The last story in the first part ends it with an unnamed narrator (Filipina everywoman perhaps?) relating the title story “Her Wild American Self”. The opening sentence characterizes the tone of most of the stories, “It’s like my family’s stuck somewhere on the Philippine Islands,” while almost at the end we are met with “Family is family.” The function of family, or the Filipino family, is curiously apparent in every single story. In her Wild American Self this is emphasized when Mona and Ricardo attempt to counter their daughter Augustina’s budding rebelliousness, “When [they] moved to America, they brought with them a trunk full of ideas – land of opportunity, home of democracy, and equality – but God forbid we should be like those Americans – loose, loud-mouthed, disrespectful children.”    

The same basic pattern of the lives of Filipinos in America continues throughout the five stories in the second part. The one I enjoyed most was “Contravida” because the title is the only one in Filipino and because it epitomizes the complexity of the Filipino. It is a Spanish word adopted first into Tagalog then later into the newer Filipino that is now spoken by a people who no longer know Spanish. I also like the role of Tita Lina who is a very modern Filipina, unmarried, between boyfriends and working in the film industry. Ironically, she is also the family stalwart of traditional Filipino decorum.

The stories are about an America I don’t know (I have lived most of my eighty-one years outside the U.S., in Japan) told from a dichotomized viewpoint combining an understanding of both modern Philippine and modern American cultures wrapped like lumpia in a thin outer covering of traditional Filipino values. This dichotomy reminds of the difference between the name of the country, spelled with a “P”, that spawned Filipino Americans and the name of its people, spelled with an “F”. The people of America are “Americans”, the people of Japan, “Japanese” and of England, “English”. But, the people of the Philippines are “Filipino”. Of course, we Filipinos know the reason for this, but others may not.
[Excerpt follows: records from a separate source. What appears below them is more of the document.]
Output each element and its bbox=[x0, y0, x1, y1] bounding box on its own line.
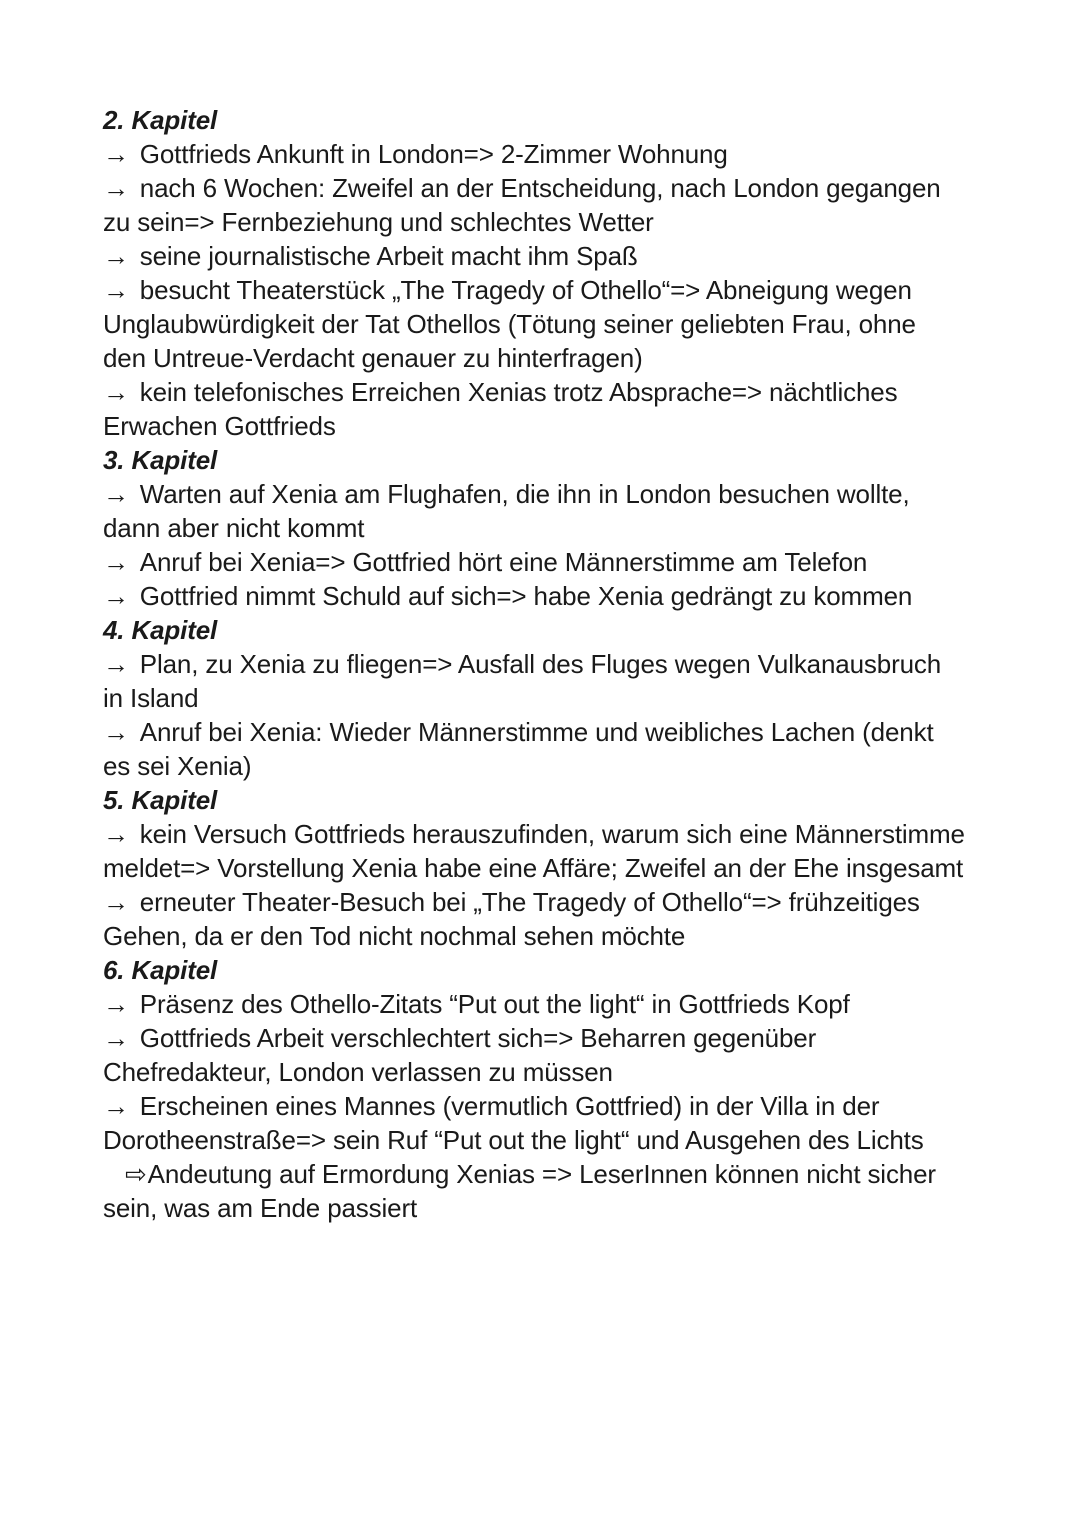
bullet-text: Warten auf Xenia am Flughafen, die ihn in London besuchen wollte, dann aber nicht kommt bbox=[103, 479, 910, 543]
right-arrow-icon: → bbox=[103, 547, 129, 577]
right-arrow-icon: → bbox=[103, 887, 129, 917]
right-arrow-icon: → bbox=[103, 581, 129, 611]
bullet-text: kein telefonisches Erreichen Xenias trotz Absprache=> nächtliches Erwachen Gottfrieds bbox=[103, 377, 898, 441]
bullet-text: erneuter Theater-Besuch bei „The Tragedy of Othello“=> frühzeitiges Gehen, da er den Tod nicht nochmal sehen möchte bbox=[103, 887, 920, 951]
bullet-text: seine journalistische Arbeit macht ihm Spaß bbox=[139, 241, 638, 271]
bullet-item bbox=[103, 171, 965, 239]
right-arrow-icon: → bbox=[103, 275, 129, 305]
chapter-heading: 3. Kapitel bbox=[103, 445, 218, 475]
bullet-item bbox=[103, 1089, 965, 1157]
right-arrow-icon: → bbox=[103, 377, 129, 407]
chapter-section bbox=[103, 443, 965, 613]
hollow-right-arrow-icon: ⇨ bbox=[125, 1159, 147, 1189]
bullet-item bbox=[103, 273, 965, 375]
section-items bbox=[103, 477, 965, 613]
right-arrow-icon: → bbox=[103, 1023, 129, 1053]
bullet-item bbox=[103, 885, 965, 953]
section-items bbox=[103, 987, 965, 1225]
chapter-heading: 4. Kapitel bbox=[103, 615, 218, 645]
bullet-text: besucht Theaterstück „The Tragedy of Othello“=> Abneigung wegen Unglaubwürdigkeit der Tat Othellos (Tötung seiner geliebten Frau, ohne den Untreue-Verdacht genauer zu hinterfragen) bbox=[103, 275, 916, 373]
section-items bbox=[103, 137, 965, 443]
bullet-text: Gottfried nimmt Schuld auf sich=> habe Xenia gedrängt zu kommen bbox=[139, 581, 913, 611]
bullet-text: nach 6 Wochen: Zweifel an der Entscheidung, nach London gegangen zu sein=> Fernbeziehung und schlechtes Wetter bbox=[103, 173, 941, 237]
bullet-text: Gottfrieds Ankunft in London=> 2-Zimmer Wohnung bbox=[139, 139, 728, 169]
chapter-section bbox=[103, 103, 965, 443]
bullet-item bbox=[103, 1157, 965, 1225]
chapter-section bbox=[103, 783, 965, 953]
bullet-text: Anruf bei Xenia: Wieder Männerstimme und weibliches Lachen (denkt es sei Xenia) bbox=[103, 717, 934, 781]
chapter-heading: 2. Kapitel bbox=[103, 105, 218, 135]
bullet-item bbox=[103, 647, 965, 715]
bullet-text: Plan, zu Xenia zu fliegen=> Ausfall des Fluges wegen Vulkanausbruch in Island bbox=[103, 649, 942, 713]
bullet-text: Andeutung auf Ermordung Xenias => LeserInnen können nicht sicher sein, was am Ende passiert bbox=[103, 1159, 936, 1223]
right-arrow-icon: → bbox=[103, 173, 129, 203]
document-body bbox=[103, 103, 965, 1225]
bullet-item bbox=[103, 545, 965, 579]
bullet-item bbox=[103, 477, 965, 545]
section-items bbox=[103, 647, 965, 783]
bullet-item bbox=[103, 715, 965, 783]
chapter-section bbox=[103, 953, 965, 1225]
bullet-text: kein Versuch Gottfrieds herauszufinden, warum sich eine Männerstimme meldet=> Vorstellung Xenia habe eine Affäre; Zweifel an der Ehe insgesamt bbox=[103, 819, 965, 883]
right-arrow-icon: → bbox=[103, 241, 129, 271]
right-arrow-icon: → bbox=[103, 819, 129, 849]
bullet-item bbox=[103, 817, 965, 885]
right-arrow-icon: → bbox=[103, 1091, 129, 1121]
right-arrow-icon: → bbox=[103, 649, 129, 679]
bullet-text: Gottfrieds Arbeit verschlechtert sich=> Beharren gegenüber Chefredakteur, London verlassen zu müssen bbox=[103, 1023, 817, 1087]
chapter-section bbox=[103, 613, 965, 783]
bullet-item bbox=[103, 987, 965, 1021]
chapter-heading: 6. Kapitel bbox=[103, 955, 218, 985]
bullet-item bbox=[103, 239, 965, 273]
bullet-item bbox=[103, 375, 965, 443]
bullet-text: Anruf bei Xenia=> Gottfried hört eine Männerstimme am Telefon bbox=[139, 547, 868, 577]
bullet-text: Erscheinen eines Mannes (vermutlich Gottfried) in der Villa in der Dorotheenstraße=> sein Ruf “Put out the light“ und Ausgehen des Lichts bbox=[103, 1091, 924, 1155]
bullet-item bbox=[103, 579, 965, 613]
bullet-text: Präsenz des Othello-Zitats “Put out the light“ in Gottfrieds Kopf bbox=[139, 989, 850, 1019]
bullet-item bbox=[103, 1021, 965, 1089]
chapter-heading: 5. Kapitel bbox=[103, 785, 218, 815]
bullet-item bbox=[103, 137, 965, 171]
right-arrow-icon: → bbox=[103, 479, 129, 509]
right-arrow-icon: → bbox=[103, 989, 129, 1019]
right-arrow-icon: → bbox=[103, 139, 129, 169]
right-arrow-icon: → bbox=[103, 717, 129, 747]
section-items bbox=[103, 817, 965, 953]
Nevertheless, even though the stories are about Filipino Americans in an America unfamiliar to me, as Karin Aguilar-San Juan observed in Women's Review of Books, "These stories are a welcome addition to my library of Asian American fiction, in part because I find traces of myself in them… “. 


*****

Amadio Arboleda:
Adjunct Professor 
Graduate School of International Administration and
Graduate School of Humanities
Josai International University
Tokyo Campus
Tokyo, Japan


In a way, I am an apotheosis of Filipino American (that I refuse to hyphenate) not only because I am American born of a Filipino father and an American mother, but because I was educated both in the US and the Philippines, where I also spent my formative years becoming Filipino in the years immediately following World War II. In my 81 years, I have been a research chemist, book editor, dictionary editor, book publisher, United Nations official, university professor, artist and, recently, a budding violin-maker. At present, I teach graduate courses in intercultural understanding, NGO NPO policy and thesis writing and presentation for master and doctoral degree students at Josai International University in Tokyo, Japan. My published output as a writer, up until recently, has been mainly academic. Most significant among my books are: Scholarly Publishing in Asia (University of Tokyo Press, 1973), Modern Japanese Woodblock Prints: Emerging Techniques (Kodansha International, 1977), Publishing in the Third World: Knowledge & Development (Heinemann Mansell, 1985), "Publishing in Japan,” in International Encyclopedia of Publishing (Garland Publishing, 1995). My most recent book is Amadio’s Box: How I Became Filipino (Anvil Publishing, Inc., 2015).